Les plafonds de dépenses , nécessairement inférieurs ou égaux aux plafonds de ressources propres, ont été fixés à 1,11 % du RNB (en crédits d'engagement), en 2000-2006 . Cela signifiait que les différents budgets annuels ne pouvaient dépasser ce taux. En pratique, les budgets adoptés en 2000-2005 ont été nettement inférieurs aux plafonds, puisque leurs crédits de paiement ont été de seulement 1,03 % du RNB, pour un plafond de 1,09 % du RNB.
Pour la période 2007-2013 , la Commission européenne 54 ( * ) propose de fixer le plafond de dépenses (en crédits d'engagement) à 1,26 % du RNB . Cependant ce montant comprend le Fonds européen de développement (FED) et le Fonds de solidarité européen (FSE). Sans prise en compte de ces derniers, c'est-à-dire selon le périmètre habituellement utilisé, il n'est plus que de 1,21 % du RNB. Le Parlement européen propose quant à lui de retenir un plafond de 1,18 %.

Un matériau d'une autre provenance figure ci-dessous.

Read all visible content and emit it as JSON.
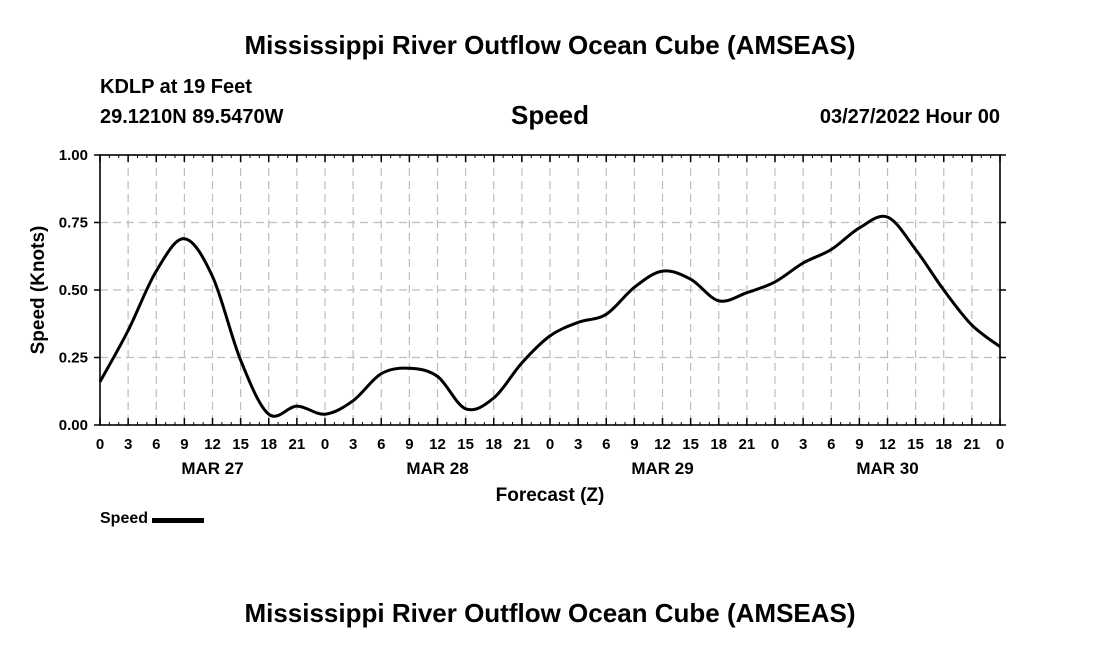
{
  "page": {
    "title": "Mississippi River Outflow Ocean Cube (AMSEAS)",
    "station": "KDLP at 19 Feet",
    "coordinates": "29.1210N  89.5470W",
    "datetime": "03/27/2022 Hour 00",
    "footer_title": "Mississippi River Outflow Ocean Cube (AMSEAS)"
  },
  "chart_data": {
    "type": "line",
    "title": "Speed",
    "xlabel": "Forecast (Z)",
    "ylabel": "Speed (Knots)",
    "ylim": [
      0,
      1.0
    ],
    "xlim": [
      0,
      96
    ],
    "yticks": [
      "0.00",
      "0.25",
      "0.50",
      "0.75",
      "1.00"
    ],
    "ytick_values": [
      0,
      0.25,
      0.5,
      0.75,
      1.0
    ],
    "xtick_labels": [
      "0",
      "3",
      "6",
      "9",
      "12",
      "15",
      "18",
      "21",
      "0",
      "3",
      "6",
      "9",
      "12",
      "15",
      "18",
      "21",
      "0",
      "3",
      "6",
      "9",
      "12",
      "15",
      "18",
      "21",
      "0",
      "3",
      "6",
      "9",
      "12",
      "15",
      "18",
      "21",
      "0"
    ],
    "day_labels": [
      {
        "label": "MAR 27",
        "hour": 12
      },
      {
        "label": "MAR 28",
        "hour": 36
      },
      {
        "label": "MAR 29",
        "hour": 60
      },
      {
        "label": "MAR 30",
        "hour": 84
      }
    ],
    "grid": true,
    "legend": "bottom-left",
    "series": [
      {
        "name": "Speed",
        "x": [
          0,
          3,
          6,
          9,
          12,
          15,
          18,
          21,
          24,
          27,
          30,
          33,
          36,
          39,
          42,
          45,
          48,
          51,
          54,
          57,
          60,
          63,
          66,
          69,
          72,
          75,
          78,
          81,
          84,
          87,
          90,
          93,
          96
        ],
        "values": [
          0.16,
          0.35,
          0.57,
          0.69,
          0.55,
          0.24,
          0.04,
          0.07,
          0.04,
          0.09,
          0.19,
          0.21,
          0.18,
          0.06,
          0.1,
          0.23,
          0.33,
          0.38,
          0.41,
          0.51,
          0.57,
          0.54,
          0.46,
          0.49,
          0.53,
          0.6,
          0.65,
          0.73,
          0.77,
          0.65,
          0.5,
          0.37,
          0.29
        ]
      }
    ]
  },
  "legend": {
    "label": "Speed"
  }
}
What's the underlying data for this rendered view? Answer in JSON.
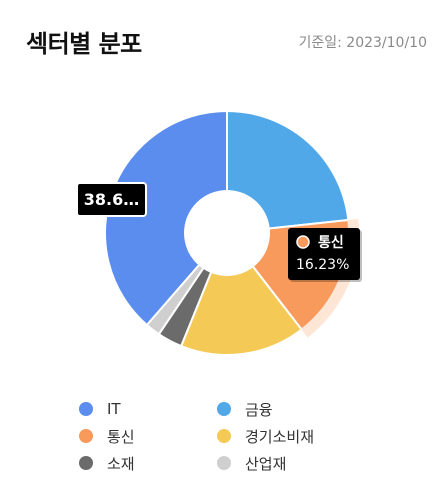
{
  "header": {
    "title": "섹터별 분포",
    "date_label": "기준일: 2023/10/10"
  },
  "chart_data": {
    "type": "pie",
    "variant": "donut",
    "categories": [
      "IT",
      "금융",
      "통신",
      "경기소비재",
      "소재",
      "산업재"
    ],
    "values": [
      38.6,
      23.3,
      16.23,
      16.6,
      3.3,
      1.97
    ],
    "colors": [
      "#5B8DEF",
      "#51A8E8",
      "#F79A5C",
      "#F4C955",
      "#6B6B6B",
      "#CFCFCF"
    ],
    "highlighted": "통신",
    "labels": {
      "IT": "38.6…",
      "통신": "16.23%"
    }
  },
  "legend": {
    "items": [
      {
        "label": "IT",
        "color": "#5B8DEF"
      },
      {
        "label": "금융",
        "color": "#51A8E8"
      },
      {
        "label": "통신",
        "color": "#F79A5C"
      },
      {
        "label": "경기소비재",
        "color": "#F4C955"
      },
      {
        "label": "소재",
        "color": "#6B6B6B"
      },
      {
        "label": "산업재",
        "color": "#CFCFCF"
      }
    ]
  }
}
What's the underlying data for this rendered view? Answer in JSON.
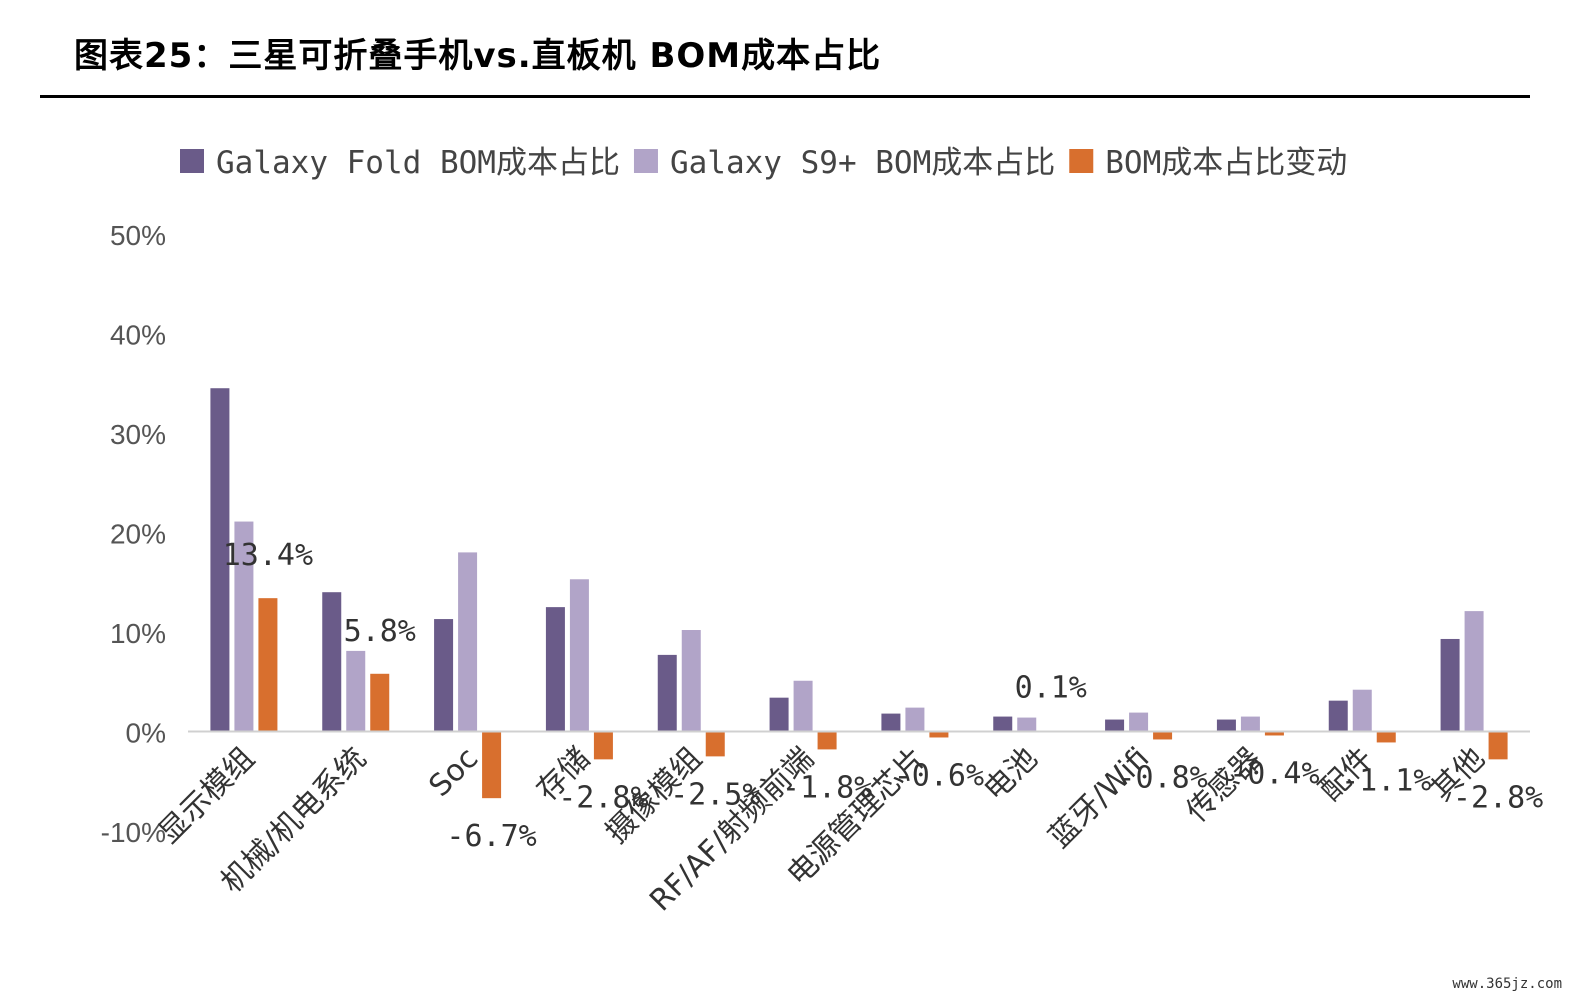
{
  "title": "图表25：三星可折叠手机vs.直板机 BOM成本占比",
  "watermark": "www.365jz.com",
  "chart_data": {
    "type": "bar",
    "title": "",
    "xlabel": "",
    "ylabel": "",
    "ylim": [
      -10,
      50
    ],
    "yticks": [
      50,
      40,
      30,
      20,
      10,
      0,
      -10
    ],
    "ytick_labels": [
      "50%",
      "40%",
      "30%",
      "20%",
      "10%",
      "0%",
      "-10%"
    ],
    "grid": false,
    "legend_position": "top",
    "categories": [
      "显示模组",
      "机械/机电系统",
      "Soc",
      "存储",
      "摄像模组",
      "RF/AF/射频前端",
      "电源管理芯片",
      "电池",
      "蓝牙/Wifi",
      "传感器",
      "配件",
      "其他"
    ],
    "series": [
      {
        "name": "Galaxy Fold BOM成本占比",
        "color": "#6a5b89",
        "values": [
          34.5,
          14.0,
          11.3,
          12.5,
          7.7,
          3.4,
          1.8,
          1.5,
          1.2,
          1.2,
          3.1,
          9.3
        ]
      },
      {
        "name": "Galaxy S9+ BOM成本占比",
        "color": "#b1a4c8",
        "values": [
          21.1,
          8.1,
          18.0,
          15.3,
          10.2,
          5.1,
          2.4,
          1.4,
          1.9,
          1.5,
          4.2,
          12.1
        ]
      },
      {
        "name": "BOM成本占比变动",
        "color": "#d86f2e",
        "values": [
          13.4,
          5.8,
          -6.7,
          -2.8,
          -2.5,
          -1.8,
          -0.6,
          0.1,
          -0.8,
          -0.4,
          -1.1,
          -2.8
        ]
      }
    ],
    "data_labels": [
      "13.4%",
      "5.8%",
      "-6.7%",
      "-2.8%",
      "-2.5%",
      "-1.8%",
      "-0.6%",
      "0.1%",
      "-0.8%",
      "-0.4%",
      "-1.1%",
      "-2.8%"
    ]
  }
}
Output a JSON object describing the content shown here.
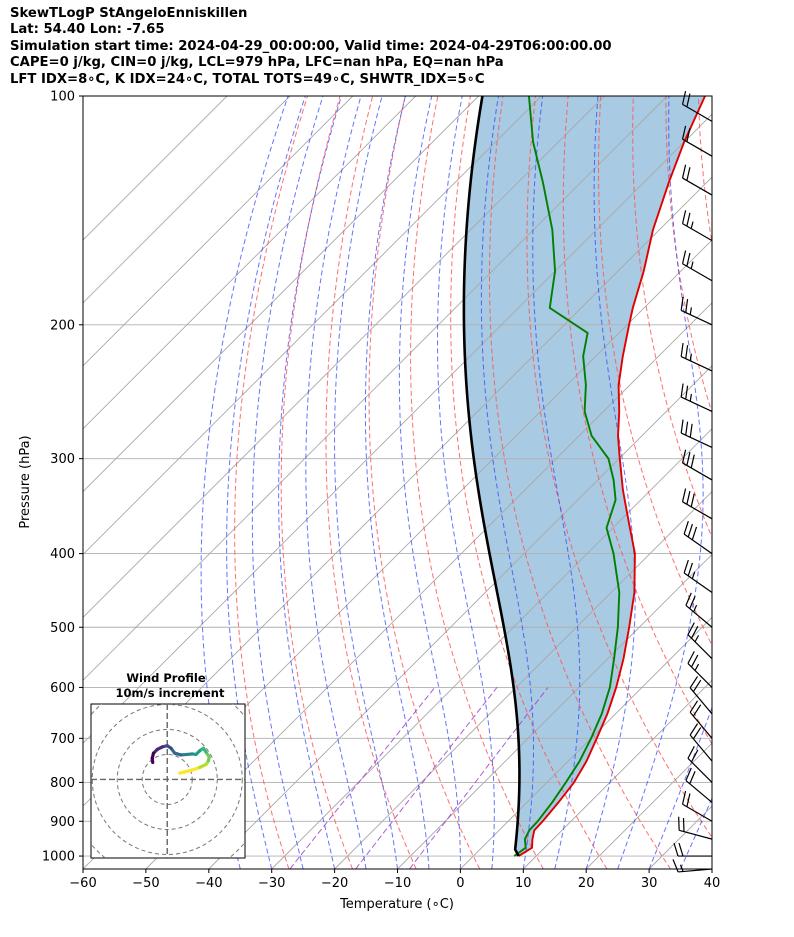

Le 15 décembre 2003, six Etats membres (France, Allemagne, Royaume-Uni, Pays-Bas, Suède et Autriche) , communément dénommés « groupe des six », tous contributeurs nets , ont adressé au président de la Commission européenne une lettre commune, indiquant que, selon eux, le plafond de dépenses devait être fixé à 1 % du RNB. Ce chiffre s'entend en autorisations d'engagement .
Le 2 juin 2005, la présidence luxembourgeoise a proposé une solution de compromis, selon laquelle les plafonds de crédits d'engagement seraient fixés à 1,06 % du RNB . La ligne budgétaire la plus touchée aurait été celle de la compétitivité, censée permettre à l'Union européenne de se rapprocher des objectifs de Lisbonne, qui aurait été réduite de près de 40 % par rapport à la proposition de la Commission (74 milliards d'euros au lieu de 122 milliards d'euros) 55 ( * ) .
* 48 Le revenu national brut (RNB) a remplacé le produit national brut (PNB) dans le Système Européen des Comptes (le SEC 95) à partir de l'année budgétaire 2002, conformément à la décision n° 2000/597/CE sur les ressources propres. Il est très proche du PIB.
* 49 Accord interinstitutionnel du 6 mai 1999 entre le Parlement européen, le Conseil et la Commission sur la discipline budgétaire et l'amélioration de la procédure budgétaire.
* 50 France, Allemagne, Royaume-Uni, Pays-Bas, Suède et Autriche.
* 51 Commission européenne, « Ajustements techniques à la proposition de la Commission pour le cadre financier pluriannuel 2007-2013 », document de travail de la Commission européenne, SEC(2005) 494 final, 12 avril 2005.
* 52 Cette quatrième ressource propre consiste en un prélèvement sur le PNB des Etats membres d'un pourcentage fixé dans le cadre de chaque budget annuel. Elle est égale à la différence entre le pourcentage maximum du PNB autorisé et les autres ressources propres.
* 53 Soit 1,27 % du PIB.
* 54 Propositions du 11 février 2004.
* 55 Europe information, 8 juin 2005.